WDL task classes
This proposal introduces a “class” hint for tasks that allows users to change implementation-defined configurations for multiple tasks at once. This is particularly useful for users with specialized execution environments that benefit from resource requests that are more specifically-tailored to the needs of a task than the broad-strokes categorizations offered by task hints reserved by the WDL specification.
Problem description
Some Sprocket backends, such as
LSF, allow users to
configure execution differently for default tasks,
short tasks,
and
GPU/FPGA
tasks. This allows, for example, CPU- and GPU-based tasks to be submitted to
different queues. However, these are not the only dimensions along which a user
may want to choose different backend parameters. A user may want to submit some
CPU-based tasks to a large-memory queue, and others to a many-core queue based
on which machine topology better supports their needs, but there is not
currently a clear way for WDL implementations to present this choice in
configuration.
A brute-force solution is to expose backend configuration parameters through implementation-defined hints (preferably registered through a mechanism like a hint registry), and then override those hints for each relevant task in a workflow execution graph. This proposal seeks to ease the burden on users by introducing a layer of indirection between a set of desired configuration parameters and the set of tasks to which those parameters are applied.
Proposed solution
A new optional hint, class of type String or Array[String], which contains
zero or more free-form identifiers, should be available for arbitrary
implementation-defined behavior.
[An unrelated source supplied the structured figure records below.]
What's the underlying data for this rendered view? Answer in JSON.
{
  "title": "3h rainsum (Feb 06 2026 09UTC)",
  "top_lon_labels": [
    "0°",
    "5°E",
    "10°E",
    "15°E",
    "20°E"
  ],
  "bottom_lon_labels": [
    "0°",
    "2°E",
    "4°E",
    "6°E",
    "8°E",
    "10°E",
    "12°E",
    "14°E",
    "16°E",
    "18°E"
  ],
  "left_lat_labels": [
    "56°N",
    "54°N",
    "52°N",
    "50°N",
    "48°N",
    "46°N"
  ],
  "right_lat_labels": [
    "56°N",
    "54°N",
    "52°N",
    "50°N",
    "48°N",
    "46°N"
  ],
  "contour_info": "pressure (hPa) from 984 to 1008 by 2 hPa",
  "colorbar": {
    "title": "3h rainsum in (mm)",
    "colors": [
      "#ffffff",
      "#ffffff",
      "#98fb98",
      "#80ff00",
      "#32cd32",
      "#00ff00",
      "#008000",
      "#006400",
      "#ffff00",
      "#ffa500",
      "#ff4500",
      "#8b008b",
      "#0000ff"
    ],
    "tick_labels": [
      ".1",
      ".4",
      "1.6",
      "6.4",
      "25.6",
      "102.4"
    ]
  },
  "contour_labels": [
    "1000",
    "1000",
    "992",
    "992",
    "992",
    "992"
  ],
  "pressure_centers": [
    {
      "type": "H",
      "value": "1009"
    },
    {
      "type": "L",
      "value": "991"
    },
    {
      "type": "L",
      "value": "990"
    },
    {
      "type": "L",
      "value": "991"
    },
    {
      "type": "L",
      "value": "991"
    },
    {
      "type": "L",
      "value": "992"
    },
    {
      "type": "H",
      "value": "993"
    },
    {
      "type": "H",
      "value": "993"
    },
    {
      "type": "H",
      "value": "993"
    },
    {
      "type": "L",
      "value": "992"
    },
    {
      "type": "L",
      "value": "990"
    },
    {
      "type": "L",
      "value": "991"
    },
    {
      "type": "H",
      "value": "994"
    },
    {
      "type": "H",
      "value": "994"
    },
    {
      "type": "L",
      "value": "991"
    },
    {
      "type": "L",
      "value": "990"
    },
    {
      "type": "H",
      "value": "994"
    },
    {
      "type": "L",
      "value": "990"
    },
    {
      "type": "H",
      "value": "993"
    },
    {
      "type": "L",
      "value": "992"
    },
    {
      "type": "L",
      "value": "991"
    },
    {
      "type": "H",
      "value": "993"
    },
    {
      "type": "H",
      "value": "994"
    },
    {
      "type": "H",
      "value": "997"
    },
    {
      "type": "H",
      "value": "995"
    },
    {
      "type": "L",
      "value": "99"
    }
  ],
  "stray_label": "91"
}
In the case of Sprocket, the sprocket.toml
configuration could contain sections that match classes and override backend
configurations for corresponding tasks. For example, consider the task:
version 1.2
task hungry_4_memory {
input {
File foo
}
command <<<
wc -l ~{foo}
>>>
output {
Int num_lines = read_int(stdout())
}
requirements {
container: "ubuntu:latest"
}
hints {
max_memory: "2 TiB"
class: ["large_mem", "xlarge"]
}
}
Rather than running all tasks in the entire workflow in a queue that supports a
2 TiB job, or specifically overriding each call to hungry_4_memory with a
different queue parameter, a Sprocket LSF configuration would look like this:
[[backends]]
# For tasks with a "large_mem" class, run in the "large" queue
[large]
type = "lsf_apptainer"
if_class = "large.*"
default_lsf_queue.name = "large"
default_lsf_queue.max_cpu_per_task = 128
default_lsf_queue.max_memory_per_task = "4 TiB"
# For tasks where no class selectors match, run in the "short" queue
[default]
type = "lsf_apptainer"
default_lsf_queue.name = "short"
default_lsf_queue.max_cpu_per_task = 4
default_lsf_queue.max_memory_per_task = "16 GiB"
When picking which backend to use to execute a particular task, Sprocket would
attempt to match any class hints against the regular expression defined in the
optional if_class backend configuration field. If there’s a match, the
associated backend would be used for that task, with the default backend being
used for any tasks which fall through without matching any if_class fields.
Drawbacks
A user would potentially still have to modify the WDL with class hints that
suit their execution environment, though the ability to include multiple classes
and match over them with regular expressions would hopefully lead to classes
being somewhat reusable between engines. If modifying WDL is not feasible, the
hint override mechanism can still be used on a task-by-task basis, and the
ability to override an entire set of flags with a single class hint would
still be nicer than making users repeat an entire configuration for each task in
the execution graph.
There is the potential for a fair amount of repetition within the
sprocket.toml that would be particularly annoying if only a single field, such
as queue name, needs to change between different classes. However, this seems
like a worthwhile tradeoff to avoid the complexity that arises when trying to
combine blocks of configuration, particularly if a more-specialized backend
configuration requires unsetting an option that is present in a default backend.
Alternatives
The
miniwdl-slurm
plugin adds a small expression language to the .cfg file, so users can
directly program predicates to distinguish when different sets of configuration
options should be applied:
[slurm]
# extra arguments passed to the sbatch command (optional).
dynamic_partition = [
{
"memory__ge": 20000000000,
"cpu__gt": 30,
"time_minutes__gt": 7200,
"args": "--partition highmem --comment highmem-long"
},
{
"memory__lt": 2000000000,
"time_minutes__lt": 60,
"args": "--comment short"
},
{
"args": "--comment default"
}
]
This allows complex hierarchies of configurations without any modification to the WDL sources. However, the syntax is … the best it probably can be given the constraints, and the desired logic must be expressible as a series of conjunctions.
The properties available for inspection by these predicates are fixed by the
implementation: cpu, time_minutes, etc must all be hard-coded. It’s not hard
to imagine a scenario where a user wishes to discriminate based on some other
property of the task and ends up with a similar problem to the status quo.
Finally, while it’s good to have a solution that doesn’t require changing WDL, it also limits the ability for the benefits of the task classification to be shared with other users.